“Figuring out the proper place for technology in our particular family and stage of life requires discernment rather than a simple formula. Even the ten commitments in this book are meant to be starting points for discussion– and as you will read, they are ones my own family has kept fitfully at best.
But almost anything is better than letting technology overwhelm us with its default settings, taking over our lives and stunting our growth in the ways that really matter. And I think there are some things that are true at every stage of life:
Technology is in its proper place when it helps us bond with the real people we have been given to love. It’s out of its proper place when we end up bonding with people at a distance, like celebrities, whom we will never meet.
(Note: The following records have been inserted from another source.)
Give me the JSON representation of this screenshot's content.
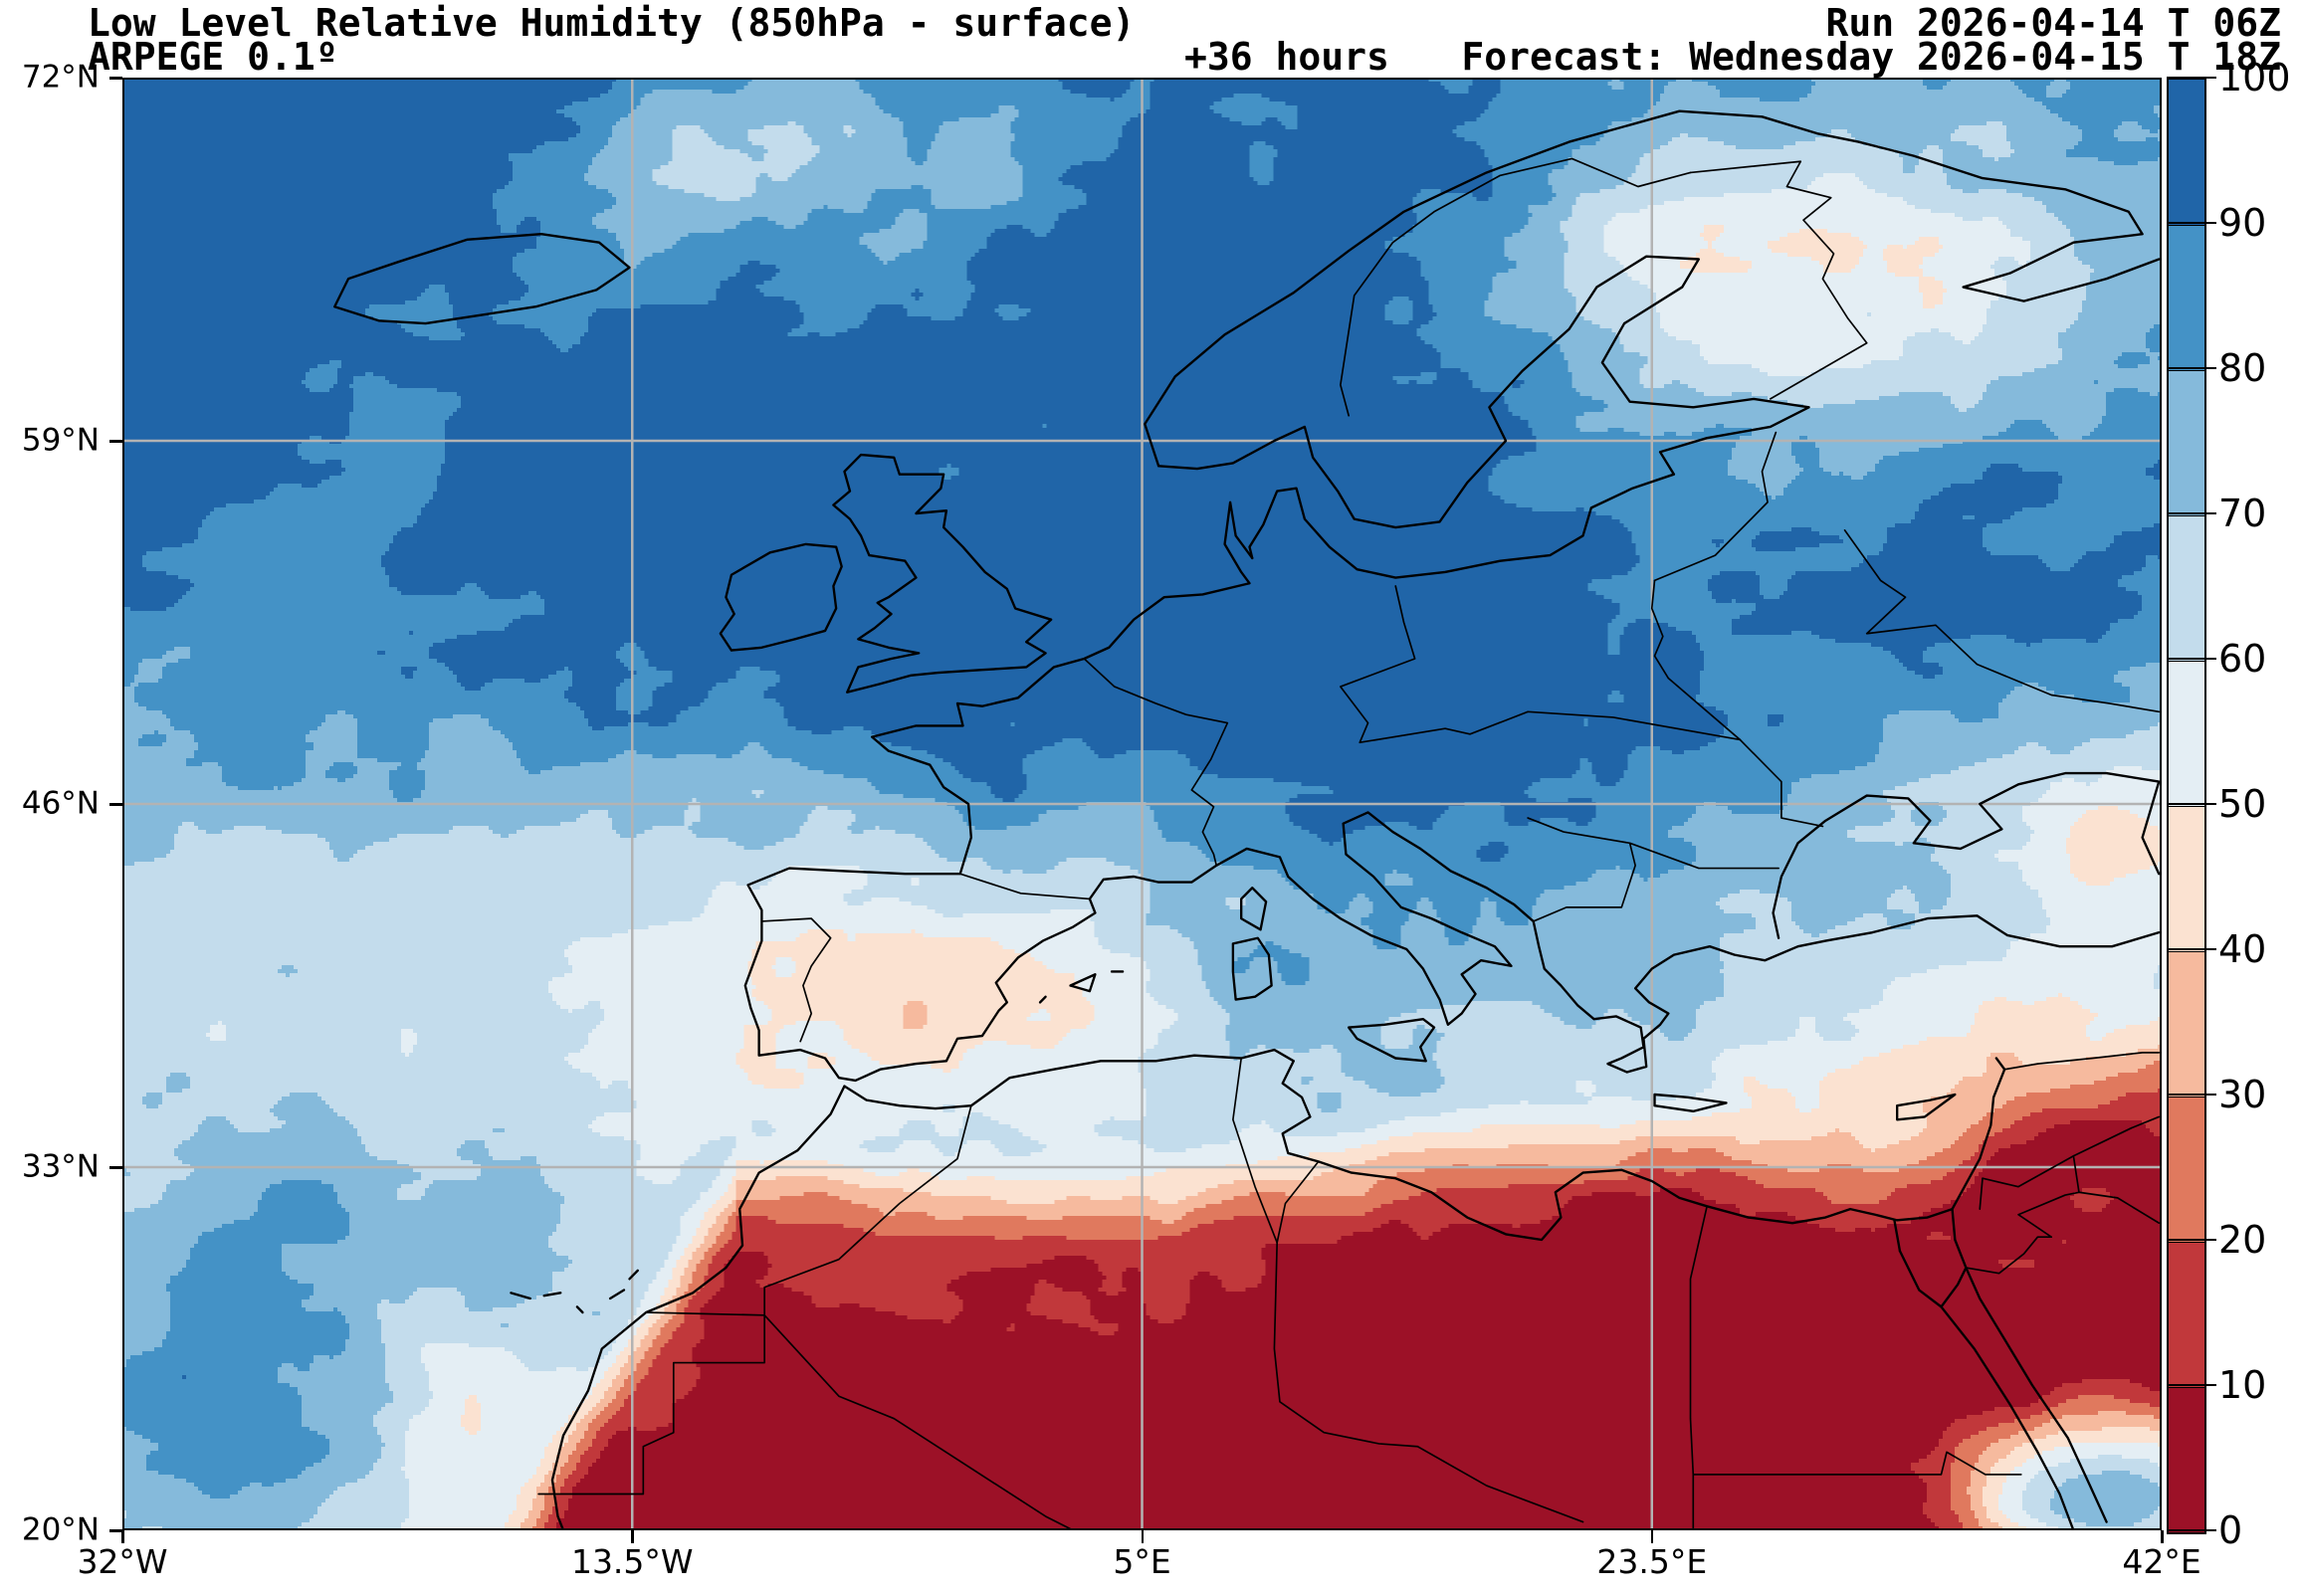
{
  "header": {
    "title": "Low Level Relative Humidity (850hPa - surface)",
    "model_line": "ARPEGE 0.1º",
    "lead_time": "+36 hours",
    "run": "Run 2026-04-14 T 06Z",
    "forecast": "Forecast: Wednesday 2026-04-15 T 18Z"
  },
  "axes": {
    "lat_ticks": [
      "72°N",
      "59°N",
      "46°N",
      "33°N",
      "20°N"
    ],
    "lon_ticks": [
      "32°W",
      "13.5°W",
      "5°E",
      "23.5°E",
      "42°E"
    ]
  },
  "colorbar": {
    "tick_labels": [
      "100",
      "90",
      "80",
      "70",
      "60",
      "50",
      "40",
      "30",
      "20",
      "10",
      "0"
    ],
    "levels": [
      0,
      10,
      20,
      30,
      40,
      50,
      60,
      70,
      80,
      90,
      100
    ],
    "colors": [
      "#9c1127",
      "#c1383b",
      "#e0795e",
      "#f6ba9e",
      "#fbe2d1",
      "#e4eef4",
      "#c3dcec",
      "#85badb",
      "#4492c6",
      "#2065a8"
    ]
  },
  "chart_data": {
    "type": "heatmap",
    "title": "Low Level Relative Humidity (850hPa - surface)",
    "model": "ARPEGE 0.1º",
    "run": "2026-04-14 T 06Z",
    "forecast_valid": "Wednesday 2026-04-15 T 18Z",
    "lead_hours": 36,
    "units": "%",
    "extent": {
      "lon": [
        -32,
        42
      ],
      "lat": [
        20,
        72
      ]
    },
    "levels": [
      0,
      10,
      20,
      30,
      40,
      50,
      60,
      70,
      80,
      90,
      100
    ],
    "palette_low_to_high": [
      "#9c1127",
      "#c1383b",
      "#e0795e",
      "#f6ba9e",
      "#fbe2d1",
      "#e4eef4",
      "#c3dcec",
      "#85badb",
      "#4492c6",
      "#2065a8"
    ],
    "grid_note": "approximate relative-humidity values sampled from the filled contours",
    "grid_lons": [
      -32,
      -24,
      -16,
      -8,
      0,
      8,
      16,
      24,
      32,
      40
    ],
    "grid_lats": [
      70,
      64,
      58,
      52,
      46,
      40,
      34,
      28,
      22
    ],
    "grid_rh": [
      [
        95,
        95,
        85,
        65,
        75,
        95,
        75,
        55,
        45,
        65
      ],
      [
        95,
        95,
        85,
        75,
        85,
        95,
        65,
        50,
        45,
        55
      ],
      [
        95,
        95,
        95,
        85,
        95,
        80,
        85,
        65,
        75,
        85
      ],
      [
        85,
        95,
        95,
        95,
        85,
        95,
        75,
        85,
        95,
        65
      ],
      [
        75,
        85,
        85,
        95,
        80,
        95,
        85,
        75,
        55,
        45
      ],
      [
        75,
        65,
        75,
        45,
        65,
        85,
        95,
        65,
        55,
        35
      ],
      [
        55,
        65,
        55,
        45,
        55,
        65,
        75,
        55,
        45,
        25
      ],
      [
        85,
        75,
        45,
        25,
        15,
        15,
        5,
        5,
        15,
        25
      ],
      [
        95,
        85,
        55,
        15,
        5,
        5,
        5,
        5,
        15,
        75
      ]
    ],
    "gridlines": {
      "lats": [
        59,
        46,
        33
      ],
      "lons": [
        -13.5,
        5,
        23.5
      ],
      "color": "#b3b3b3"
    }
  }
}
Technology is in its proper place when it starts great conversations. It’s out of its proper place when it prevents us from talking with and listening to one another.
Technology is in its proper place when it helps us take care of the fragile bodies we inhabit. It’s out of its proper place when it promises to help us escape the limits and vulnerabilities of those bodies altogether.
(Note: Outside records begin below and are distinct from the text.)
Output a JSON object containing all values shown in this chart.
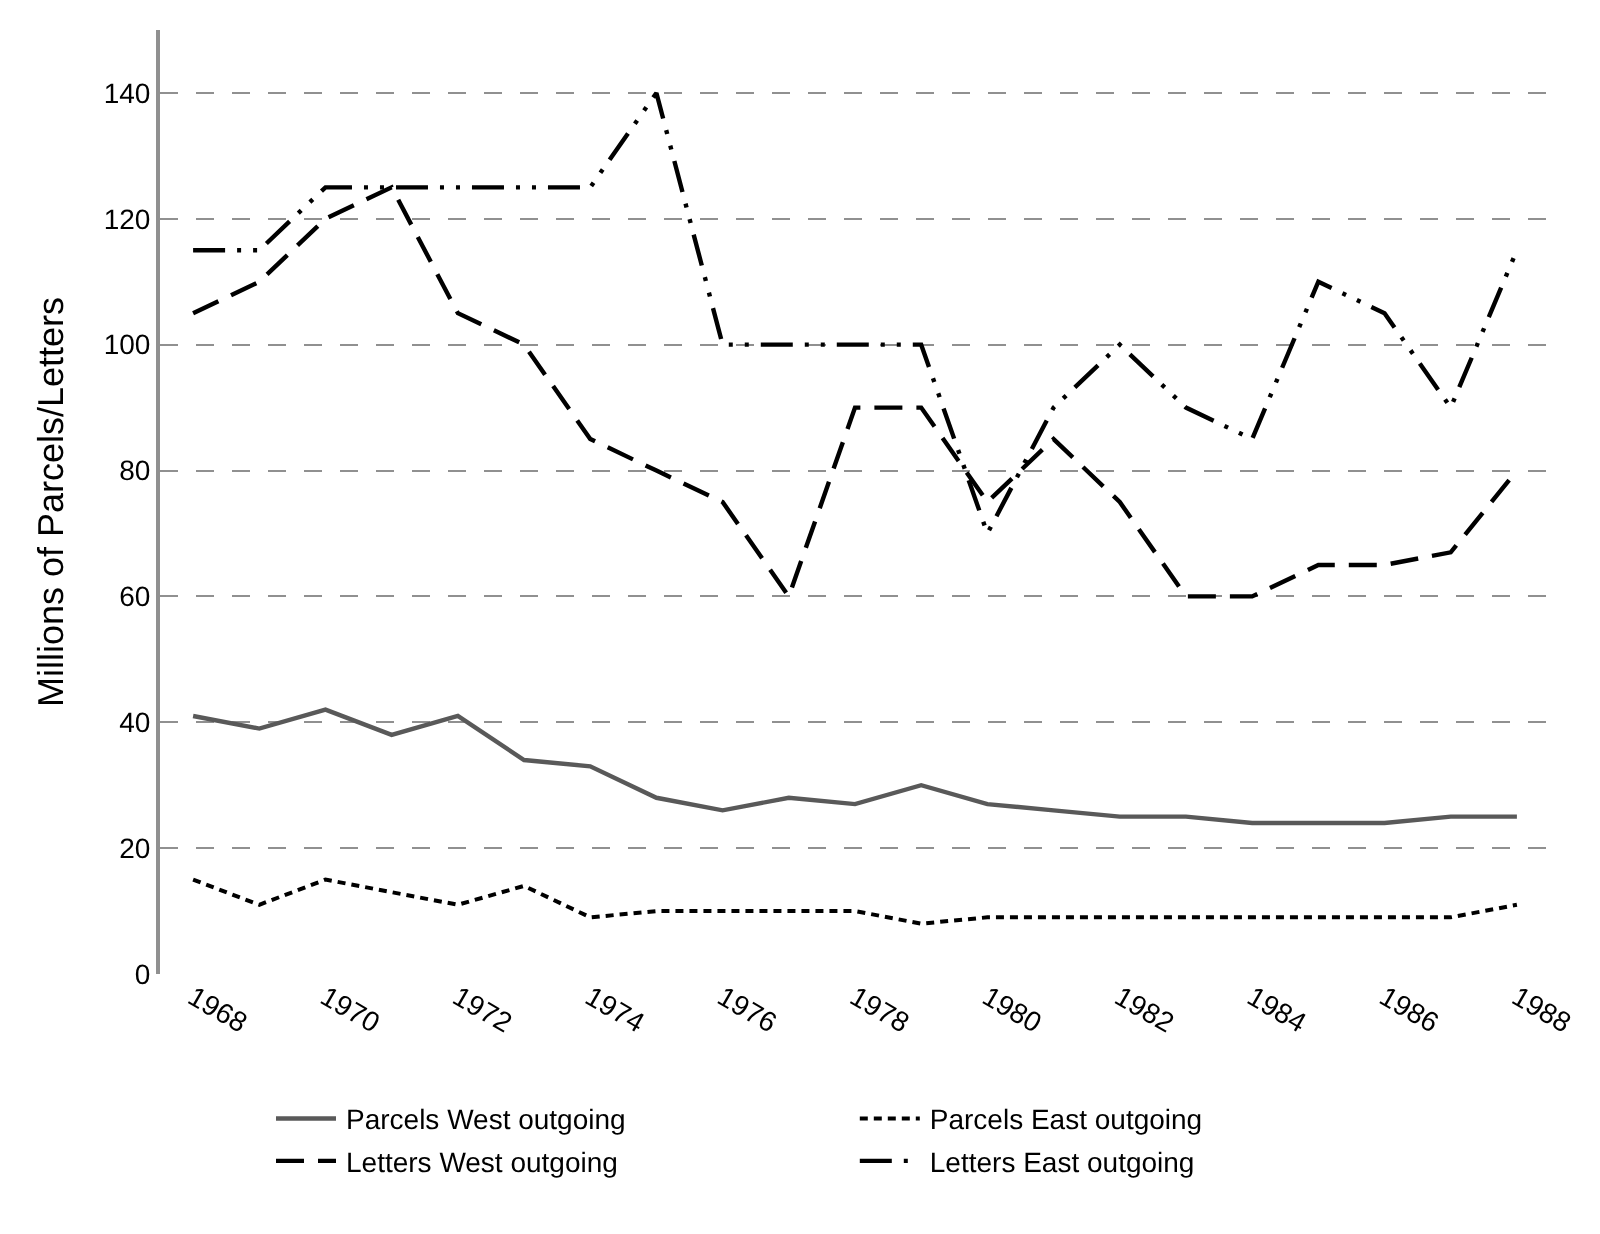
{
  "chart_data": {
    "type": "line",
    "ylabel": "Millions of Parcels/Letters",
    "x": [
      1968,
      1969,
      1970,
      1971,
      1972,
      1973,
      1974,
      1975,
      1976,
      1977,
      1978,
      1979,
      1980,
      1981,
      1982,
      1983,
      1984,
      1985,
      1986,
      1987,
      1988
    ],
    "series": [
      {
        "name": "Parcels West outgoing",
        "color": "#595959",
        "line_style": "solid",
        "values": [
          41,
          39,
          42,
          38,
          41,
          34,
          33,
          28,
          26,
          28,
          27,
          30,
          27,
          26,
          25,
          25,
          24,
          24,
          24,
          25,
          25
        ]
      },
      {
        "name": "Parcels East outgoing",
        "color": "#000000",
        "line_style": "dotted",
        "values": [
          15,
          11,
          15,
          13,
          11,
          14,
          9,
          10,
          10,
          10,
          10,
          8,
          9,
          9,
          9,
          9,
          9,
          9,
          9,
          9,
          11
        ]
      },
      {
        "name": "Letters West outgoing",
        "color": "#000000",
        "line_style": "dashed",
        "values": [
          105,
          110,
          120,
          125,
          105,
          100,
          85,
          80,
          75,
          60,
          90,
          90,
          75,
          85,
          75,
          60,
          60,
          65,
          65,
          67,
          80
        ]
      },
      {
        "name": "Letters East outgoing",
        "color": "#000000",
        "line_style": "dashdot",
        "values": [
          115,
          115,
          125,
          125,
          125,
          125,
          125,
          140,
          100,
          100,
          100,
          100,
          70,
          90,
          100,
          90,
          85,
          110,
          105,
          90,
          115
        ]
      }
    ],
    "xlim": [
      1967.5,
      1988.5
    ],
    "xticks": [
      1968,
      1970,
      1972,
      1974,
      1976,
      1978,
      1980,
      1982,
      1984,
      1986,
      1988
    ],
    "ylim": [
      0,
      150
    ],
    "yticks": [
      0,
      20,
      40,
      60,
      80,
      100,
      120,
      140
    ],
    "grid": "y",
    "legend": "bottom",
    "marker": "none"
  }
}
Technology is in its proper place when it helps us acquire skill and mastery of domains that are the glory of human culture (sports, music, the arts, cooking, writing, accounting; the list could go on and on). When we let technology replace the development of skill with passive consumption, something has gone wrong.
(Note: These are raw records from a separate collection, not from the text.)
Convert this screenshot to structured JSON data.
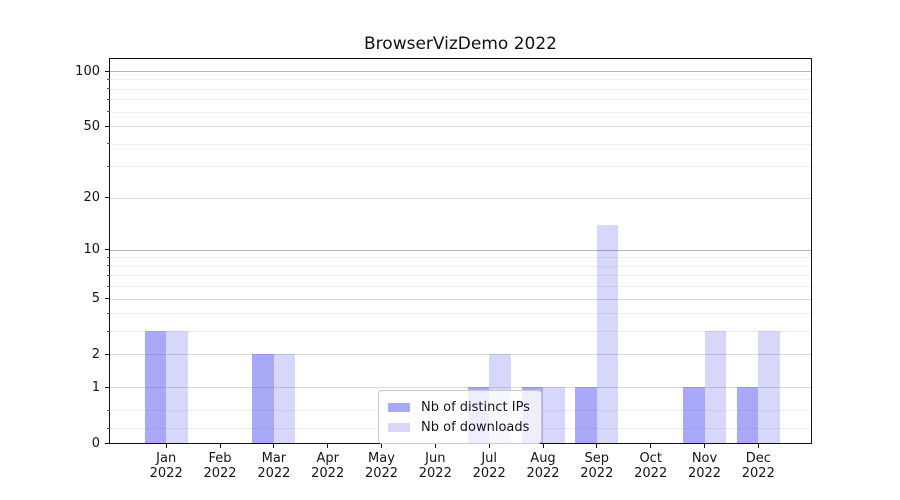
{
  "chart_data": {
    "type": "bar",
    "title": "BrowserVizDemo 2022",
    "xlabel": "",
    "ylabel": "",
    "year": "2022",
    "categories": [
      "Jan",
      "Feb",
      "Mar",
      "Apr",
      "May",
      "Jun",
      "Jul",
      "Aug",
      "Sep",
      "Oct",
      "Nov",
      "Dec"
    ],
    "series": [
      {
        "name": "Nb of distinct IPs",
        "values": [
          3,
          0,
          2,
          0,
          0,
          0,
          1,
          1,
          1,
          0,
          1,
          1
        ],
        "color": "rgba(68,68,238,0.46)",
        "color_on_white": "#a9a9f2"
      },
      {
        "name": "Nb of downloads",
        "values": [
          3,
          0,
          2,
          0,
          0,
          0,
          2,
          1,
          14,
          0,
          3,
          3
        ],
        "color": "rgba(68,68,238,0.21)",
        "color_on_white": "#d8d8f9"
      }
    ],
    "yscale": "log1p",
    "y_major_ticks": [
      0,
      1,
      2,
      5,
      10,
      20,
      50,
      100
    ],
    "y_minor_ticks": [
      0.2,
      0.5,
      3,
      4,
      6,
      7,
      8,
      9,
      30,
      40,
      60,
      70,
      80,
      90
    ],
    "ylim": [
      0,
      116
    ],
    "grid": "horizontal",
    "legend_position": "lower center"
  },
  "colors": {
    "grid_minor": "#eeeeee",
    "grid_major": "#dbdbdb",
    "grid_decade": "#b5b5b5",
    "spine": "#111111",
    "text": "#151515",
    "legend_border": "#c9c9c9",
    "legend_bg": "rgba(255,255,255,0.8)"
  }
}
Technology is in its proper place when it helps us cultivate awe for the created world we are part of and responsible for stewarding (our family spent some joyful and awefilled hours when our children were ill middle school watching the beautifully produced BBC series Planet Earth). It’s out of its proper place when it keeps us from engaging the wild and wonderful natural world with all our senses.
Technology is in its proper place only when we use it with intention and care. If there’s one thing I’ve discovered about technology, it’s that it doesn’t stay in its proper place on its own; much like my children’s toys and stuffed creatures and minor treasures, it finds its way underfoot all over the house and all over our lives. If we aren’t intentional and careful, we’ll end up with a quite extraordinary mess.”
–Andy Crouch, The Tech-Wise Family (Grand Rapids, MI: Baker Books, 2017), 19-21.